(Sic Etienne Bisimwa, in ‘Maison de l’Espérance’ MDE, œuvre posthume)
Il était une fois un Etienne Bisimwa Ganywa
Cinquième enfant
d’une famille de huit, Etienne Bisimwa Ganywamulume est né à Bukavu (RD Congo) le 5 mars 1958 dans une modeste famille chrétienne catholique. Il a quitté notre monde, à Bukavu, ce mercredi
27 janvier 2021, laissant derrière lui un parcours riche de connaissances, un parcours
des plus instructifs et utile tant pour les communautés locales, que pour la
nation et les générations futures.
Sa courte vie de
couple en quasi ermitage l’a poussé à consacrer le meilleur de son temps au
travail en tant qu’accompagnateur des dynamiques communautaires dans leur recherche
d’un bien-être durable…
Ses prérequis scientifiques et spirituels exceptionnels,
soutenus par une éloquence limpide, l’ont prédisposé à remplir les ‘top-missions’

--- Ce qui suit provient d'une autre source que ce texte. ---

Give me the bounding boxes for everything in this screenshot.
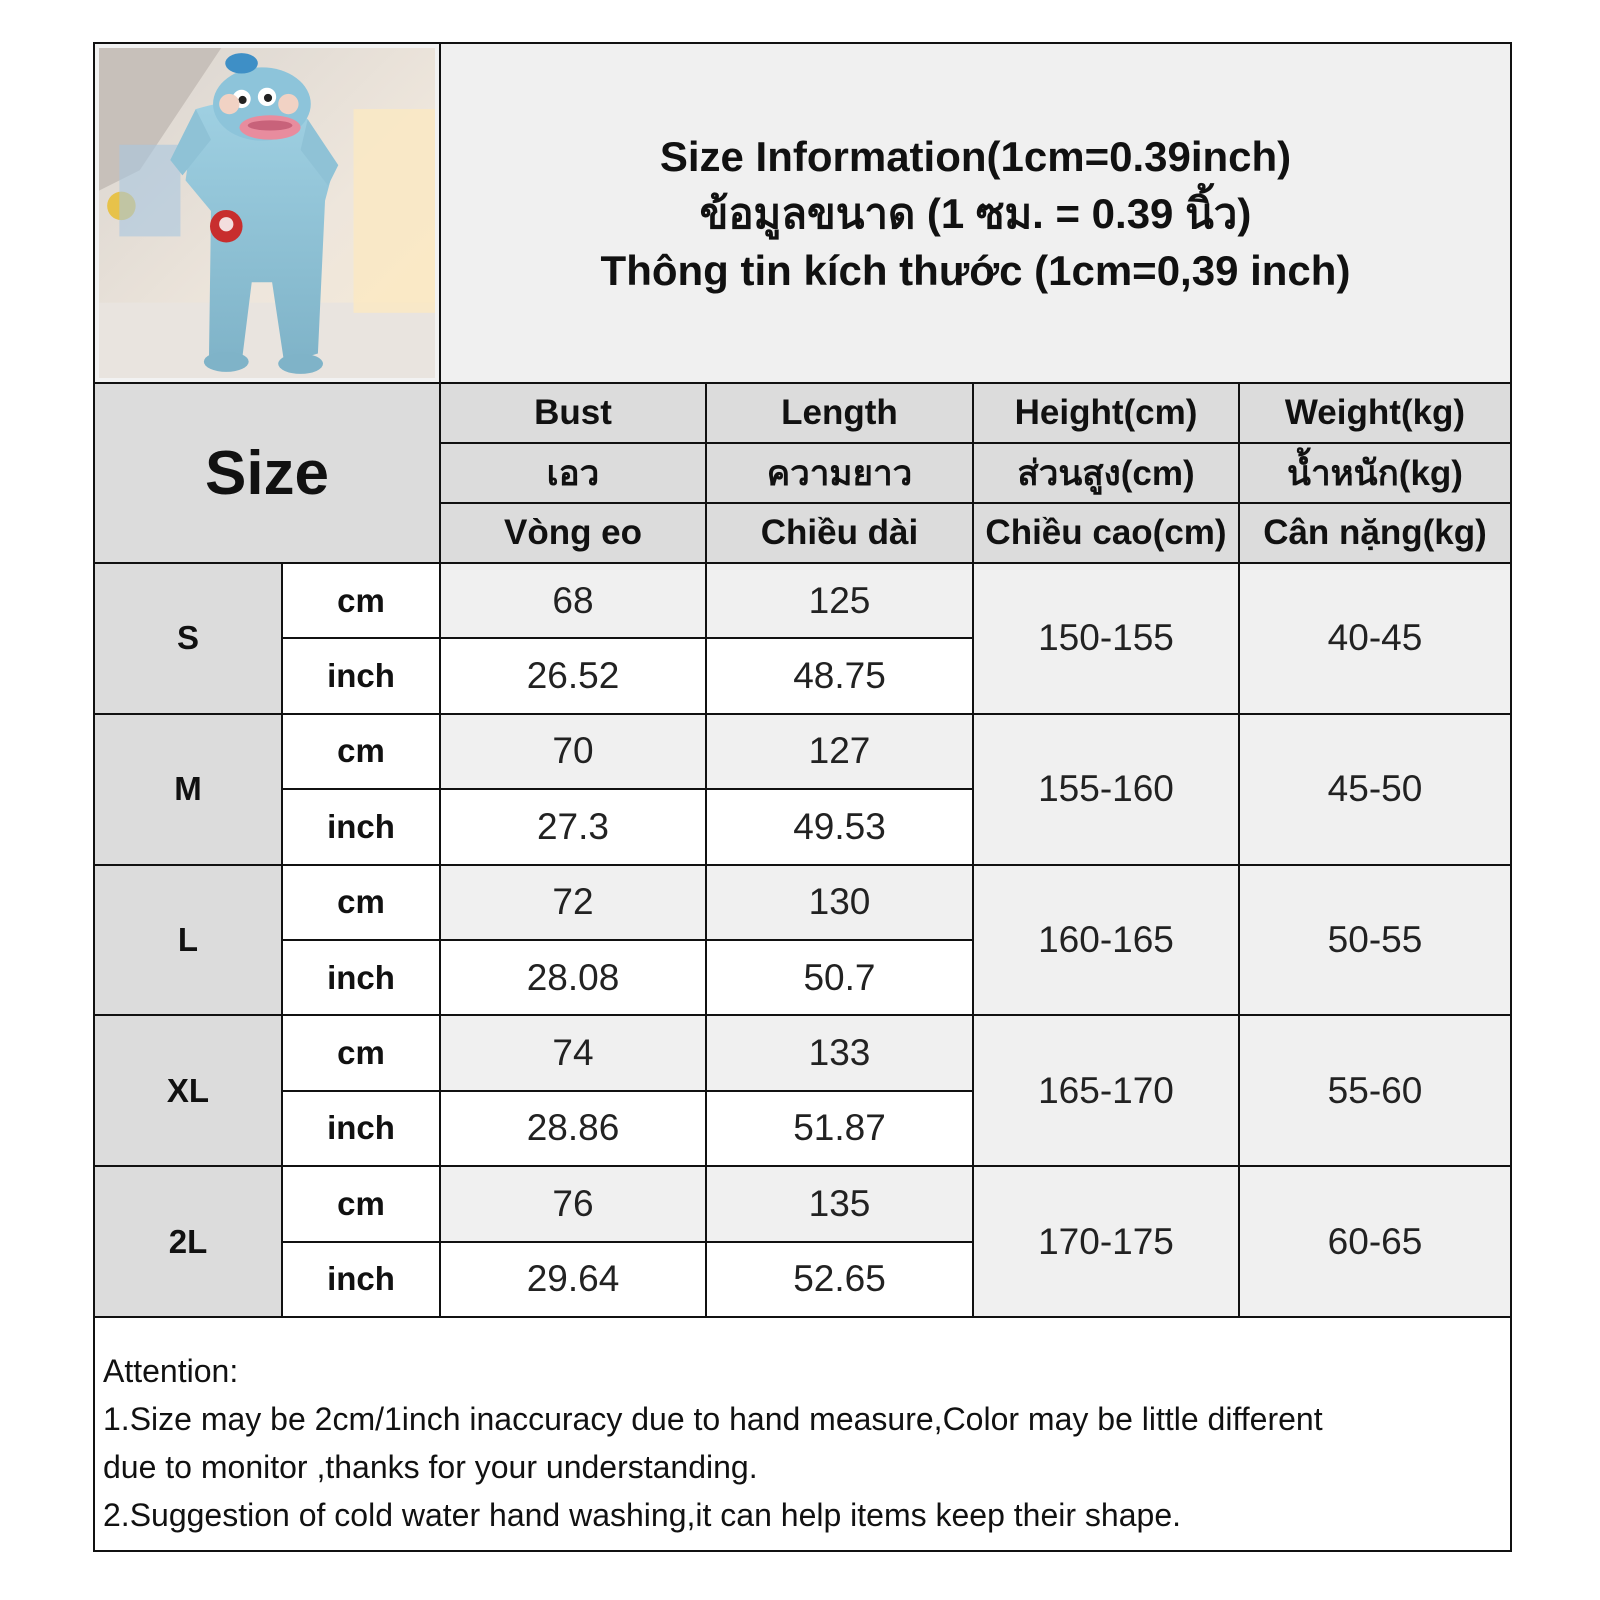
product-photo-cell bbox=[95, 44, 441, 384]
bust-cm-value: 68 bbox=[441, 564, 707, 639]
title-english: Size Information(1cm=0.39inch) bbox=[659, 132, 1292, 180]
height-range-value: 155-160 bbox=[974, 715, 1240, 866]
column-header-vi: Chiều cao(cm) bbox=[974, 504, 1240, 564]
size-chart bbox=[93, 42, 1512, 1552]
bust-inch-value: 28.08 bbox=[441, 941, 707, 1016]
weight-range-value: 60-65 bbox=[1240, 1167, 1510, 1318]
length-inch-value: 51.87 bbox=[707, 1092, 974, 1167]
bust-cm-value: 74 bbox=[441, 1016, 707, 1091]
size-header: Size bbox=[95, 384, 441, 564]
bust-cm-value: 70 bbox=[441, 715, 707, 790]
length-inch-value: 49.53 bbox=[707, 790, 974, 865]
column-header-vi: Vòng eo bbox=[441, 504, 707, 564]
length-cm-value: 130 bbox=[707, 866, 974, 941]
unit-cm-label: cm bbox=[283, 1016, 441, 1091]
unit-cm-label: cm bbox=[283, 1167, 441, 1242]
size-label: S bbox=[95, 564, 283, 715]
weight-range-value: 55-60 bbox=[1240, 1016, 1510, 1167]
title-thai: ข้อมูลขนาด (1 ซม. = 0.39 นิ้ว) bbox=[699, 189, 1252, 237]
unit-cm-label: cm bbox=[283, 866, 441, 941]
unit-inch-label: inch bbox=[283, 1092, 441, 1167]
height-range-value: 170-175 bbox=[974, 1167, 1240, 1318]
column-header-th: ส่วนสูง(cm) bbox=[974, 444, 1240, 504]
unit-cm-label: cm bbox=[283, 715, 441, 790]
weight-range-value: 45-50 bbox=[1240, 715, 1510, 866]
length-inch-value: 52.65 bbox=[707, 1243, 974, 1318]
product-photo bbox=[99, 48, 435, 378]
notes-line: due to monitor ,thanks for your understanding. bbox=[103, 1449, 758, 1485]
attention-notes bbox=[95, 1341, 1510, 1550]
bust-inch-value: 26.52 bbox=[441, 639, 707, 714]
unit-inch-label: inch bbox=[283, 790, 441, 865]
weight-range-value: 50-55 bbox=[1240, 866, 1510, 1017]
height-range-value: 165-170 bbox=[974, 1016, 1240, 1167]
column-header-vi: Chiều dài bbox=[707, 504, 974, 564]
column-header-th: เอว bbox=[441, 444, 707, 504]
length-cm-value: 127 bbox=[707, 715, 974, 790]
column-header-en: Bust bbox=[441, 384, 707, 444]
notes-line: 2.Suggestion of cold water hand washing,it can help items keep their shape. bbox=[103, 1497, 1181, 1533]
unit-cm-label: cm bbox=[283, 564, 441, 639]
size-label: M bbox=[95, 715, 283, 866]
notes-heading: Attention: bbox=[103, 1353, 239, 1389]
column-header-vi: Cân nặng(kg) bbox=[1240, 504, 1510, 564]
column-header-th: ความยาว bbox=[707, 444, 974, 504]
notes-line: 1.Size may be 2cm/1inch inaccuracy due to hand measure,Color may be little different bbox=[103, 1401, 1323, 1437]
length-cm-value: 135 bbox=[707, 1167, 974, 1242]
unit-inch-label: inch bbox=[283, 1243, 441, 1318]
length-inch-value: 48.75 bbox=[707, 639, 974, 714]
bust-cm-value: 76 bbox=[441, 1167, 707, 1242]
title-vietnamese: Thông tin kích thước (1cm=0,39 inch) bbox=[600, 246, 1351, 294]
weight-range-value: 40-45 bbox=[1240, 564, 1510, 715]
bust-inch-value: 27.3 bbox=[441, 790, 707, 865]
length-cm-value: 133 bbox=[707, 1016, 974, 1091]
unit-inch-label: inch bbox=[283, 941, 441, 1016]
column-header-en: Height(cm) bbox=[974, 384, 1240, 444]
size-label: L bbox=[95, 866, 283, 1017]
length-inch-value: 50.7 bbox=[707, 941, 974, 1016]
column-header-th: น้ำหนัก(kg) bbox=[1240, 444, 1510, 504]
unit-inch-label: inch bbox=[283, 639, 441, 714]
size-label: 2L bbox=[95, 1167, 283, 1318]
size-label: XL bbox=[95, 1016, 283, 1167]
length-cm-value: 125 bbox=[707, 564, 974, 639]
height-range-value: 160-165 bbox=[974, 866, 1240, 1017]
column-header-en: Weight(kg) bbox=[1240, 384, 1510, 444]
bust-inch-value: 29.64 bbox=[441, 1243, 707, 1318]
bust-inch-value: 28.86 bbox=[441, 1092, 707, 1167]
height-range-value: 150-155 bbox=[974, 564, 1240, 715]
column-header-en: Length bbox=[707, 384, 974, 444]
title-banner bbox=[441, 44, 1510, 384]
bust-cm-value: 72 bbox=[441, 866, 707, 941]
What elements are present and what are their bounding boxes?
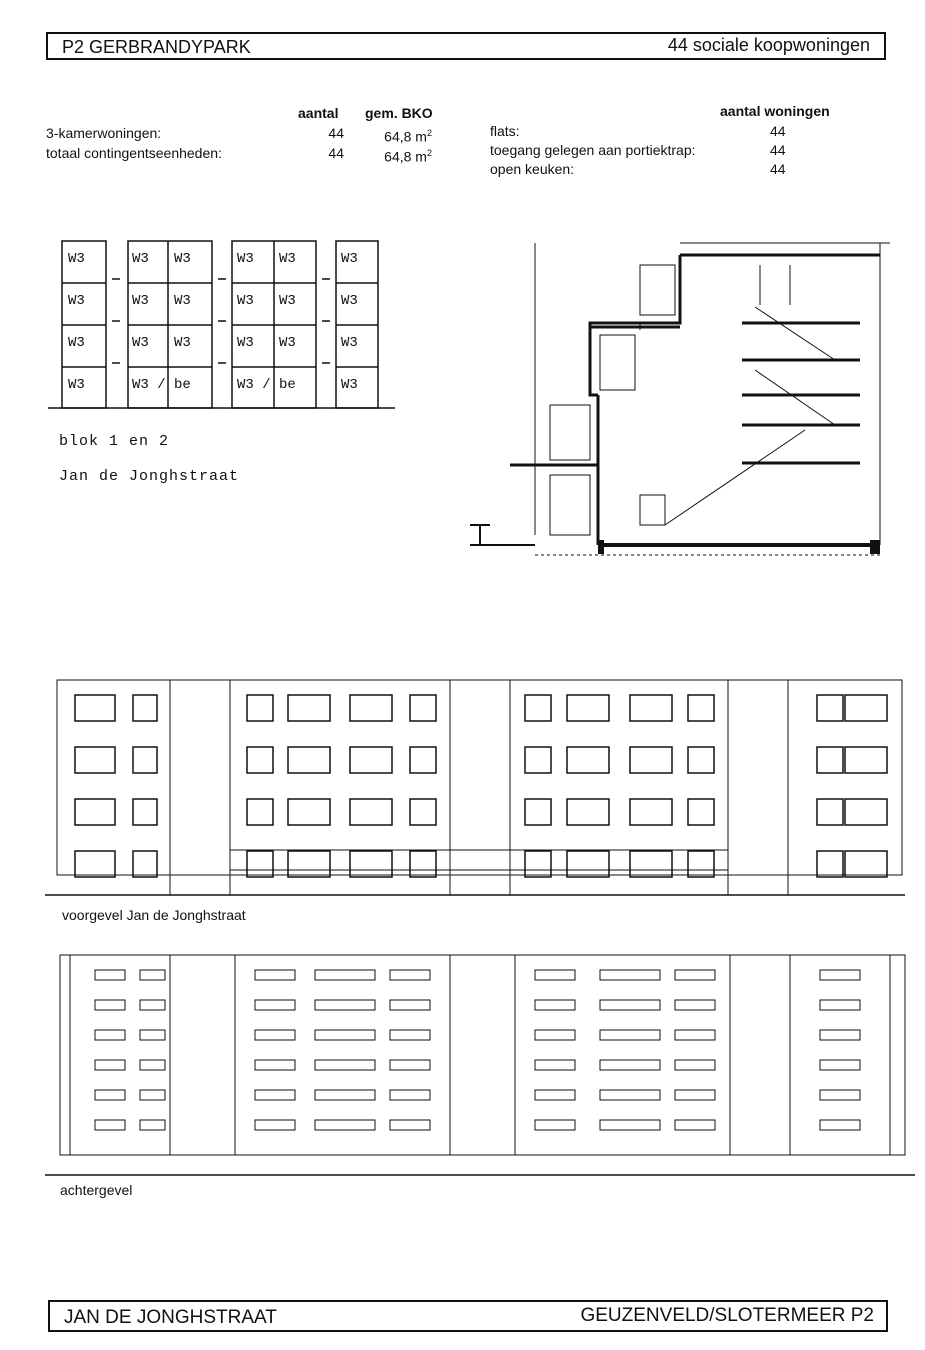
unit-label: W3 (132, 335, 149, 351)
window-mark (140, 1060, 165, 1070)
col-bko-header: gem. BKO (365, 105, 433, 121)
window-mark (288, 851, 330, 877)
window-mark (535, 1120, 575, 1130)
stats-right-value: 44 (770, 142, 786, 158)
window-mark (133, 695, 157, 721)
window-mark (600, 1030, 660, 1040)
unit-label: W3 (68, 293, 85, 309)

d’un bon prédicateur, formateur, éducateur, animateur pour la transformation;
ceci aux termes des prestations de haute qualité rendues tant dans les organisations locales, nationales qu’internationales et de coopération
technique.
Pour donner le
sens ultime à son existence, il sut corroborer ses convictions de développement
avec les écritures saintes et spécifiquement la Bible dont il ne pouvait se
passer pour rapprocher les aspects critiques de développement et du relèvement
communautaire en illustrant combien l’amour en est la clef.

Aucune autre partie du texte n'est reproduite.